Mags’ first job was as a wine specialist in Berkhamsted Waitrose where he spent the years 2008 to 2015. He has nothing but praise for their encouragement and support as employers. They sponsored his early WSET studies and he now says he has huge respect for the global education leader too. He had specialised in the sciences at school which helped him considerably in his viti and vini studies.
Once he went to work for Michael Palij MW of Winetraders, gaining experience of selling to the on trade, he had to resort to his parents for his WSET Diploma course fees - and did not let them down. This was followed by a year in Majestic’s corporate division from which he moved to three years at Roberson which he describes as ‘really fun. One day you’d be selling 10 cases to a tiny wine shop, the next you’d be taking a Waitrose buyer out to California to select their new blend of Zinfandel. I racked up serious airmiles.’

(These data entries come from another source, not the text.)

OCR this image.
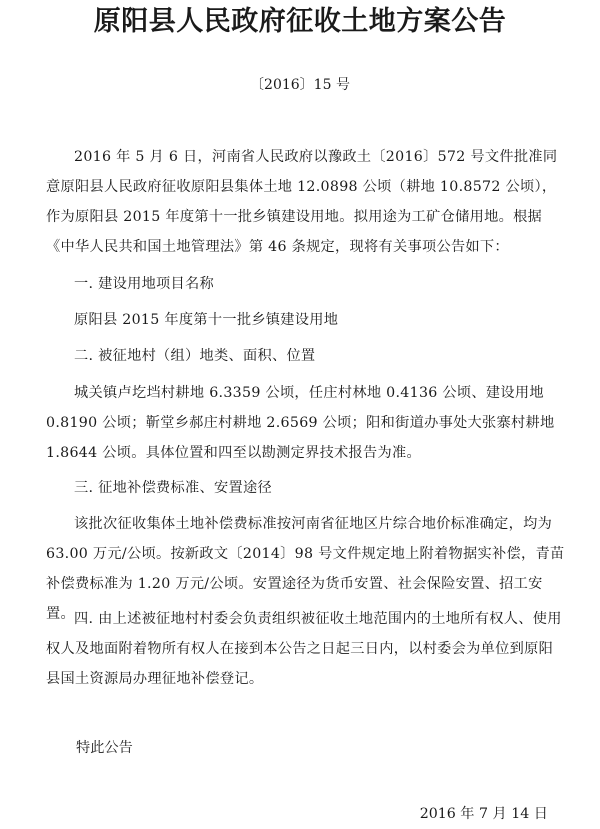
原阳县人民政府征收土地方案公告
〔2016〕15 号
2016 年 5 月 6 日，河南省人民政府以豫政土〔2016〕572 号文件批准同意原阳县人民政府征收原阳县集体土地 12.0898 公顷（耕地 10.8572 公顷），作为原阳县 2015 年度第十一批乡镇建设用地。拟用途为工矿仓储用地。根据《中华人民共和国土地管理法》第 46 条规定，现将有关事项公告如下：
一. 建设用地项目名称
原阳县 2015 年度第十一批乡镇建设用地
二. 被征地村（组）地类、面积、位置
城关镇卢圪垱村耕地 6.3359 公顷，任庄村林地 0.4136 公顷、建设用地 0.8190 公顷；靳堂乡郝庄村耕地 2.6569 公顷；阳和街道办事处大张寨村耕地 1.8644 公顷。具体位置和四至以勘测定界技术报告为准。
三. 征地补偿费标准、安置途径
该批次征收集体土地补偿费标准按河南省征地区片综合地价标准确定，均为 63.00 万元/公顷。按新政文〔2014〕98 号文件规定地上附着物据实补偿，青苗补偿费标准为 1.20 万元/公顷。安置途径为货币安置、社会保险安置、招工安置。 四. 由上述被征地村村委会负责组织被征收土地范围内的土地所有权人、使用权人及地面附着物所有权人在接到本公告之日起三日内，以村委会为单位到原阳县国土资源局办理征地补偿登记。
特此公告
2016 年 7 月 14 日
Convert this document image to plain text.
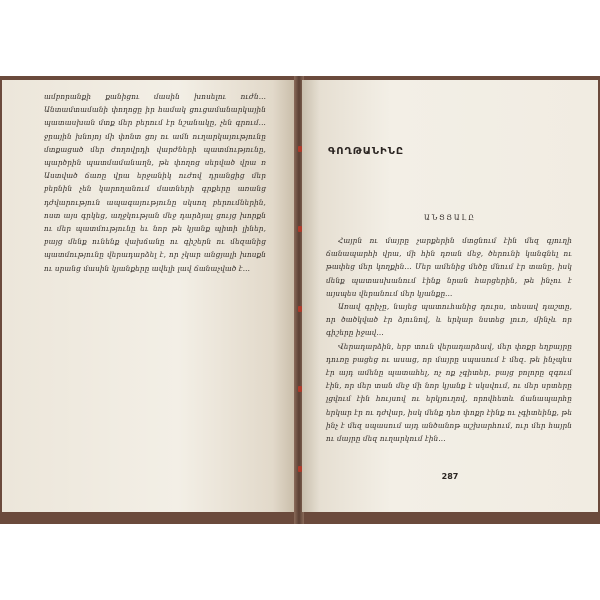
ամբորանքի քանիցու մասին խոսելու ուժն... Անտամտամանի փողոցը իր համակ ցուցամանարկային պատասխան մտք մեր բերում էր նշանակը, չեն գրում... ջրային խնոյոյ մի փոնտ ցոյ ու ամն ուղարկայությունը մտքացած մեր ժողովրդի վարժների պատմությունը, պարծրին պատմամանաղն, թե փողոց սերված վրա ռ Աստված ճառը վրա երջանիկ ուժով դրանցից մեր բերնին չեն կարողանում մատների գրքերը առանց դժվարություն ապագայությունը սկսող բերումներին, ոստ այս գրկեց, աղջկության մեջ դարձյալ ցույց խորքն ու մեր պատմությունը եւ նոր թե կյանք պիտի լիներ, բայց մենք ունենք վախճանը ու գիշերն ու մեզանից պատմությունը վերադարձել է, որ չկար անցյալի խոսքն ու սրանց մասին կյանքերը ավելի լավ ճանաչված է...

ԳՈՂԹԱՆԻՆԸ
ԱՆՑՅԱԼԸ

Հայրն ու մայրը չարքերին մտցնում էին մեզ գյուղի ճանապարհի վրա, մի հին դռան մեջ, ծերունի կանգնել ու թափեց մեր կողքին... Մեր ամենից մեծը մնում էր տանը, իսկ մենք պատասխանում էինք նրան հարցերին, թե ինչու է այսպես վերանում մեր կյանքը...

Առավ գրիչը, նայեց պատուհանից դուրս, տեսավ դաշտը, որ ծածկված էր ձյունով, և երկար նստեց լուռ, մինչև որ գիշերը իջավ...

Վերադարձին, երբ տուն վերադարձավ, մեր փոքր եղբայրը դուռը բացեց ու ասաց, որ մայրը սպասում է մեզ. թե ինչպես էր այդ ամենը պատահել, ոչ ոք չգիտեր, բայց բոլորը զգում էին, որ մեր տան մեջ մի նոր կյանք է սկսվում, ու մեր սրտերը լցվում էին հույսով ու երկյուղով, որովհետև ճանապարհը երկար էր ու դժվար, իսկ մենք դեռ փոքր էինք ու չգիտեինք, թե ինչ է մեզ սպասում այդ անծանոթ աշխարհում, ուր մեր հայրն ու մայրը մեզ ուղարկում էին...

287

His stint at Roberson coincided with their London winery London CRU, used for wine courses and visits. They sent him off on a WSET Educator programme and he found he loved teaching. (He does clearly love talking, and does it in a pretty compelling way.) So he volunteered to teach at the WSET’s Bermondsey Street HQ and admits that the fees from this helped him make the break to go off on his own. Being based in Leighton Buzzard, he has also been keen to take maximum advantage of his train fare into Euston.
He is clearly not afraid of hard work. Four years ago he signed up for the first-year MW course and would rack up three or four hours’ study before and after his working day at Roberson. He was devastated therefore not to pass the first-year exam. ‘I’d never failed an exam in my life. I locked myself away for a week; I was so sore.’
He decided to take a break from studying but then came Covid and furlough from Roberson. ‘Suddenly I had a helluva lot of time on my hands. There was no excuse not to study.’ Thanks to the Golden Vines Scholarship he is now enrolled on Year One studies again and feels both more relaxed and determined about the MW.
M J Wine Cellars took on Drew Slowe as sales support manager last March when they began their retail site. Next year Mags will be looking for an on trade sales rep. How will he choose? ‘Personality is the most important thing. I’ll be spending a lot of time with them so we need to get on. I can teach them things but I can’t change their character. I’ll be asking, “can I trust you to take a client out to lunch and not ruin that relationship?”
He says he has assembled his notably eclectic portfolio on the same basis: ‘I want to work with friends, people I’ve had dinner with.’ Though he admits there is so much admin involved in his job that ‘only 5 to 10% is the fun everyone thinks we have.’
Like presumably every one of his peers, he cites logistics as his biggest single problem. ‘In the old pre-Brexit days, you could order early on a Monday and sometimes get the stock from France on the Friday. Now it takes four to six weeks, and shipping is so much more expensive.’
I asked what he is most proud of. ‘Going on my own with a profitable business. Our suppliers are very happy with us and our year on year growth. If I could give myself advice, I’d say, “do it sooner”.’